I was listening to an environmental initiatives leader describing a contest to encourage groups to recycle. A prize would be awarded to the group that recycled the most tonnage of waste. Everyone in the room seemed to think it was great to create a competition to recycle more than everyone else...Yay, recycling! What could be better for the environmental than to make recycling seem like fun?
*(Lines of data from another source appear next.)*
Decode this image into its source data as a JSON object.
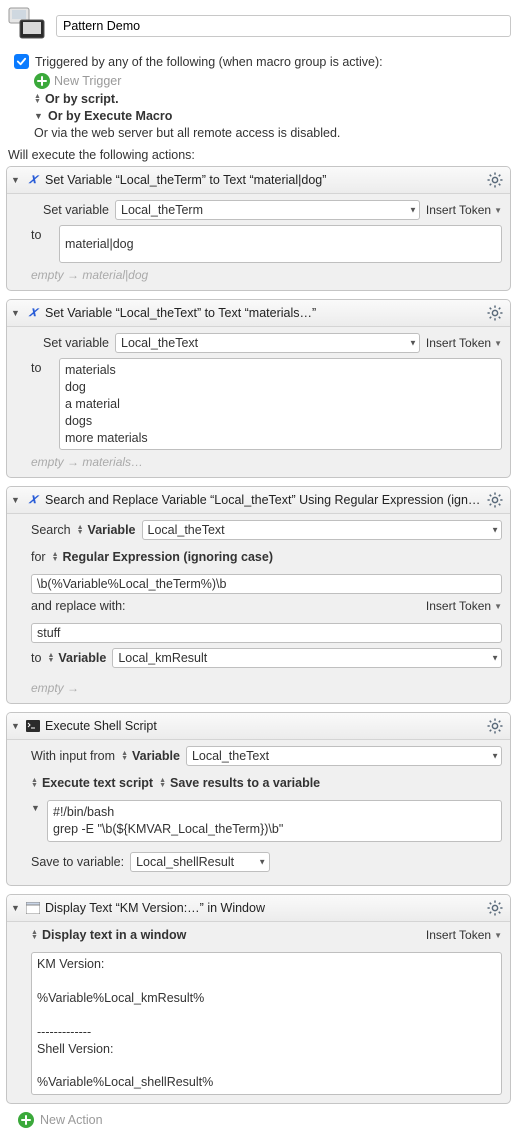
{
  "header": {
    "title": "Pattern Demo"
  },
  "trigger": {
    "label": "Triggered by any of the following (when macro group is active):",
    "new_trigger": "New Trigger",
    "or_script": "Or by script.",
    "or_execute_macro": "Or by Execute Macro",
    "or_webserver": "Or via the web server but all remote access is disabled."
  },
  "exec_label": "Will execute the following actions:",
  "insert_token": "Insert Token",
  "actions": {
    "a1": {
      "title": "Set Variable “Local_theTerm” to Text “material|dog”",
      "set_variable_label": "Set variable",
      "var": "Local_theTerm",
      "to_label": "to",
      "value": "material|dog",
      "hint_empty": "empty",
      "hint_result": "material|dog"
    },
    "a2": {
      "title": "Set Variable “Local_theText” to Text “materials…”",
      "set_variable_label": "Set variable",
      "var": "Local_theText",
      "to_label": "to",
      "value": "materials\ndog\na material\ndogs\nmore materials",
      "hint_empty": "empty",
      "hint_result": "materials…"
    },
    "a3": {
      "title": "Search and Replace Variable “Local_theText” Using Regular Expression (ignori…",
      "search_label": "Search",
      "variable_label": "Variable",
      "search_var": "Local_theText",
      "for_label": "for",
      "regex_mode": "Regular Expression (ignoring case)",
      "pattern": "\\b(%Variable%Local_theTerm%)\\b",
      "replace_label": "and replace with:",
      "replace_value": "stuff",
      "to_label": "to",
      "dest_mode": "Variable",
      "dest_var": "Local_kmResult",
      "hint_empty": "empty"
    },
    "a4": {
      "title": "Execute Shell Script",
      "with_input_label": "With input from",
      "input_mode": "Variable",
      "input_var": "Local_theText",
      "exec_mode": "Execute text script",
      "save_mode": "Save results to a variable",
      "script": "#!/bin/bash\ngrep -E \"\\b(${KMVAR_Local_theTerm})\\b\"",
      "save_to_label": "Save to variable:",
      "save_var": "Local_shellResult"
    },
    "a5": {
      "title": "Display Text “KM Version:…” in Window",
      "mode": "Display text in a window",
      "value": "KM Version:\n\n%Variable%Local_kmResult%\n\n-------------\nShell Version:\n\n%Variable%Local_shellResult%"
    }
  },
  "footer": {
    "new_action": "New Action"
  }
}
But it occurred to me that this prize could be something of an embarrassment. Just because we recycle more tonnage than other people doesn't necessarily mean we are greener...what if it just means that other people produce less waste overall, so they have less need to recycle it? A contest based on the tonnage of recycled waste could actual encourage people to produce waste for the sheer purpose of increasing one's overall tonnage of recycling. For example, if my apartment complex offered a prize for recycling, I might be encouraged to drink bottled water rather than put water from a spigot into a glass (recycling the glass in my dishwasher wouldn't count). Plus, when buying bottles of water, I would be encouraged to buy the thickest plastic, unless I could earn bonus credit for buying those flimsy new eco-bottles so many companies are pushing. Of course, the prize would have to be worth more to me than the cost of buying bottled water, but I think you can see the point.
An environmental prize for the group that recycles the most stuff is sort of like a prize for healthiness based on the number of times a person recovers from illness in a year rather than on the number of days a person remains free of illness (to say nothing of the degree of illness).